If you’ve read How to Win Friends and Influence People by Dale Carnegie, you probably remember how it focuses on making people feel important. We all crave a feeling of significance. We are influenced by those who give us this feeling.
Do you want to become more persuasive and influential? Then practice sincerely making people feel important and significant.
As you read How to Win Friends and Influence People, you may think only in terms of influence through the spoken word. But here’s an idea: why not apply these powerful principles to your copywriting? Let’s talk about it…
People make buying decisions based on their emotions. Use this to your advantage when you write your copy. As you do, follow Carnegie’s advice to give people a feeling of importance and significance.
Here’s what I recommend: combine this powerful idea with the proven power of storytelling. Let’s say, for example, that you sell a nutrition and home workout program that will radically transform the physique of anyone who follows it faithfully.
Your diligent market research has shown that your target audience is embarrassed by the appearance of their bodies.

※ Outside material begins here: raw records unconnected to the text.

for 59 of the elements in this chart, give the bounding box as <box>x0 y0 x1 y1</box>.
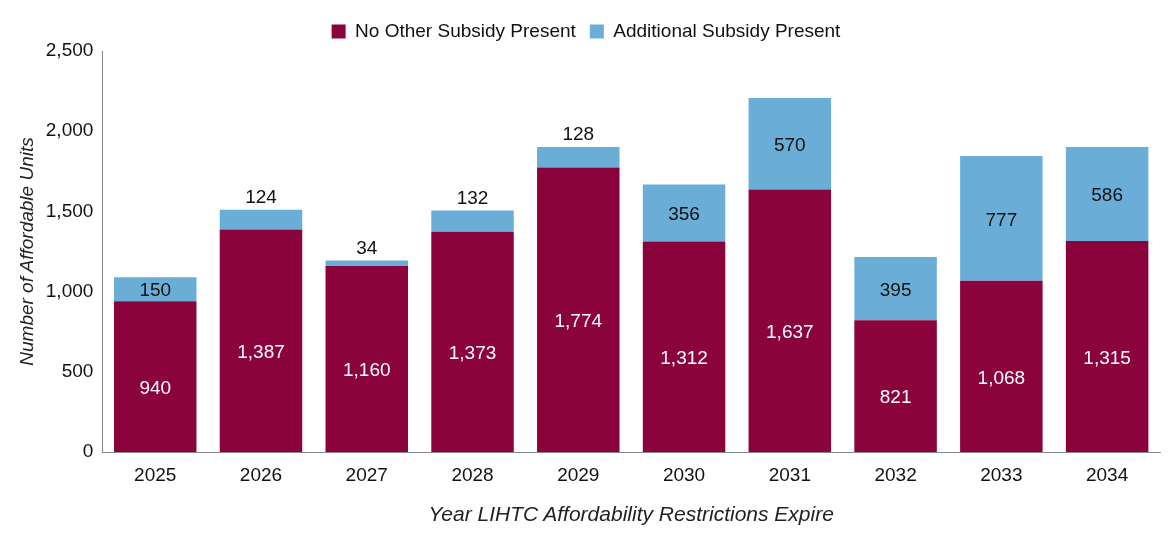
bar <box>1065 241 1149 452</box>
x-tick-label: 2034 <box>1085 463 1129 485</box>
bar <box>431 231 514 452</box>
bar <box>325 265 409 452</box>
data-label: 150 <box>139 279 172 301</box>
x-tick-label: 2026 <box>239 463 283 485</box>
y-axis-title: Number of Affordable Units <box>15 136 37 366</box>
y-tick-label: 1,500 <box>45 199 94 221</box>
data-label: 940 <box>139 376 172 398</box>
data-label: 777 <box>985 208 1018 230</box>
bar <box>748 189 832 452</box>
y-tick-label: 2,500 <box>45 39 94 61</box>
y-tick-label: 1,000 <box>45 279 94 301</box>
data-label: 1,160 <box>342 359 391 381</box>
y-tick-label: 500 <box>61 360 94 382</box>
bar <box>537 146 620 168</box>
bar <box>219 209 303 230</box>
bar <box>431 210 514 232</box>
x-tick-label: 2025 <box>134 463 177 485</box>
bar <box>960 280 1043 452</box>
data-label: 1,373 <box>448 342 497 364</box>
data-label: 1,315 <box>1083 346 1131 368</box>
legend-label: No Other Subsidy Present <box>355 19 577 41</box>
bar <box>1065 147 1149 242</box>
x-tick-label: 2027 <box>345 463 388 485</box>
data-label: 1,387 <box>237 341 285 362</box>
bar <box>960 156 1043 281</box>
bar <box>642 241 726 452</box>
bar <box>219 229 303 452</box>
data-label: 395 <box>879 278 912 300</box>
data-label: 1,068 <box>977 366 1026 388</box>
legend-label: Additional Subsidy Present <box>613 19 842 41</box>
data-label: 124 <box>245 185 278 207</box>
x-tick-label: 2028 <box>451 463 494 485</box>
x-tick-label: 2030 <box>662 463 706 485</box>
y-tick-label: 2,000 <box>45 119 94 141</box>
bar <box>325 260 409 266</box>
data-label: 1,774 <box>554 309 603 331</box>
x-tick-label: 2032 <box>874 463 917 485</box>
bar <box>113 301 197 452</box>
x-tick-label: 2033 <box>980 463 1023 485</box>
data-label: 1,637 <box>766 320 814 342</box>
y-tick-label: 0 <box>82 440 94 462</box>
data-label: 356 <box>668 203 700 225</box>
data-label: 586 <box>1091 184 1123 206</box>
data-label: 1,312 <box>660 347 708 369</box>
data-label: 570 <box>773 133 806 155</box>
bar <box>854 320 937 452</box>
data-label: 34 <box>356 236 378 258</box>
bar <box>854 256 937 321</box>
bar <box>642 184 726 242</box>
bar <box>537 167 620 452</box>
data-label: 128 <box>562 123 595 145</box>
bar <box>748 98 832 190</box>
data-label: 132 <box>456 186 489 208</box>
x-tick-label: 2031 <box>768 463 811 485</box>
data-label: 821 <box>879 386 912 408</box>
x-tick-label: 2029 <box>557 463 600 485</box>
x-axis-title: Year LIHTC Affordability Restrictions Expire <box>428 502 834 526</box>
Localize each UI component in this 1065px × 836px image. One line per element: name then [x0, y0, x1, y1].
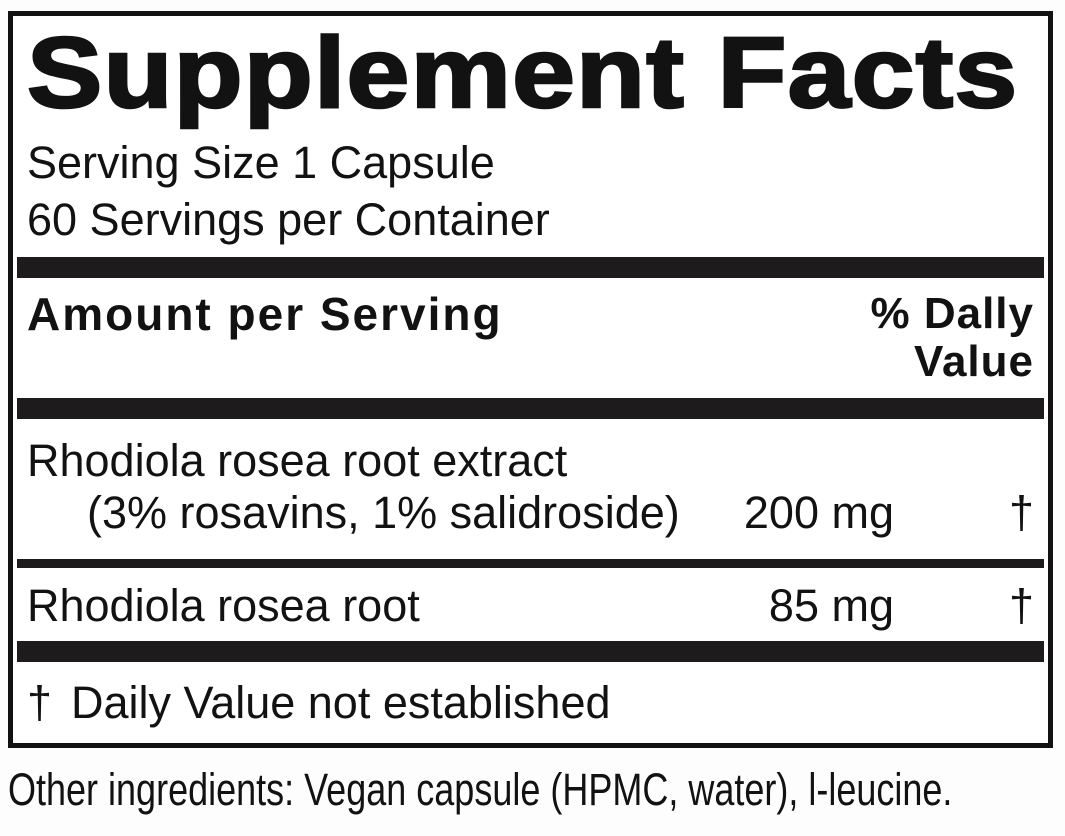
- supplement-label-page: Supplement Facts Serving Size 1 Capsule …: [0, 11, 1065, 836]
- dagger-symbol: †: [27, 677, 53, 728]
- ingredient-amount: 85 mg: [768, 580, 894, 631]
- divider-bar-thick: [17, 398, 1044, 419]
- ingredient-row: Rhodiola rosea root 85 mg †: [27, 580, 1034, 632]
- percent-daily-value-line1: % Dally: [870, 289, 1034, 338]
- amount-per-serving-header: Amount per Serving: [27, 288, 503, 340]
- divider-bar-medium: [17, 559, 1044, 568]
- servings-per-container-text: 60 Servings per Container: [27, 194, 550, 245]
- ingredient-daily-value: †: [1008, 580, 1034, 631]
- divider-bar-thick: [17, 257, 1044, 278]
- panel-title-row: Supplement Facts: [13, 16, 1048, 129]
- serving-size-text: Serving Size 1 Capsule: [27, 137, 495, 188]
- other-ingredients-row: Other ingredients: Vegan capsule (HPMC, …: [8, 765, 1065, 815]
- percent-daily-value-header: % Dally Value: [870, 290, 1034, 386]
- footnote-text: Daily Value not established: [71, 677, 611, 728]
- ingredient-amount: 200 mg: [743, 487, 894, 538]
- percent-daily-value-line2: Value: [914, 337, 1034, 386]
- daily-value-footnote: † Daily Value not established: [27, 677, 1034, 729]
- ingredient-name: Rhodiola rosea root: [27, 580, 420, 631]
- ingredient-name: Rhodiola rosea root extract: [27, 435, 568, 486]
- ingredient-detail-line: (3% rosavins, 1% salidroside) 200 mg †: [27, 487, 1034, 539]
- supplement-facts-panel: Supplement Facts Serving Size 1 Capsule …: [8, 11, 1053, 748]
- ingredient-row: Rhodiola rosea root extract (3% rosavins…: [27, 435, 1034, 539]
- ingredient-standardization: (3% rosavins, 1% salidroside): [87, 487, 680, 538]
- serving-info-block: Serving Size 1 Capsule 60 Servings per C…: [27, 134, 1034, 248]
- ingredient-daily-value: †: [1008, 487, 1034, 538]
- panel-title: Supplement Facts: [26, 17, 1019, 129]
- column-header-row: Amount per Serving % Dally Value: [27, 290, 1034, 386]
- other-ingredients-text: Other ingredients: Vegan capsule (HPMC, …: [8, 764, 953, 815]
- divider-bar-thick: [17, 641, 1044, 662]
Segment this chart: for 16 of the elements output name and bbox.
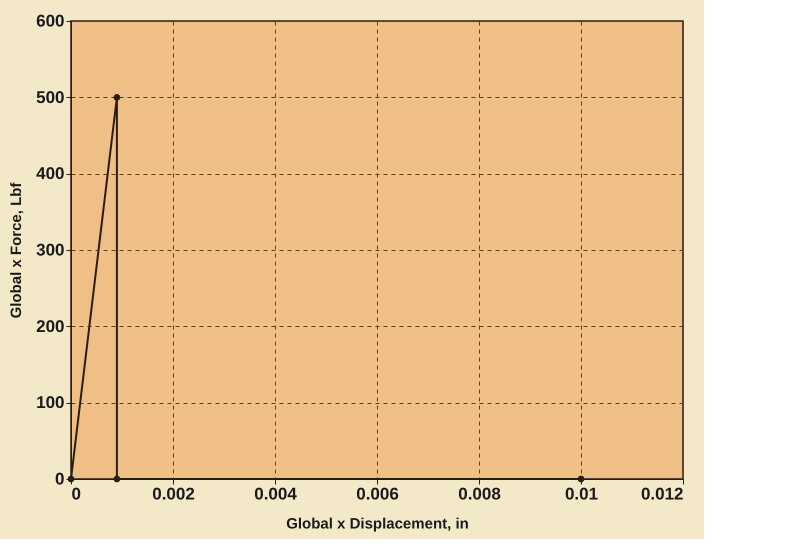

In your marketing copy you tell a hero’s journey-style story in which your reader can place himself mentally. You paint a vivid, emotion-drenched “word picture” in which he sees himself with a radically different physique. You tell him of the improved confidence he will enjoy, the respect and admiration he will win, and on and on…
In other words, you show him how buying and following your program will help him experience the feeling of significance we all desire.
Do you see how following this idea could help you enjoy far greater sales numbers than merely saying “you will lose weight”?
My advice is to take these ideas and work them into your sales copy and marketing content. As well as all of your communications. Make the people you communicate with feel significant and important. When you do, you will see your level of influence and persuasion, and your enjoyment of life, skyrocket!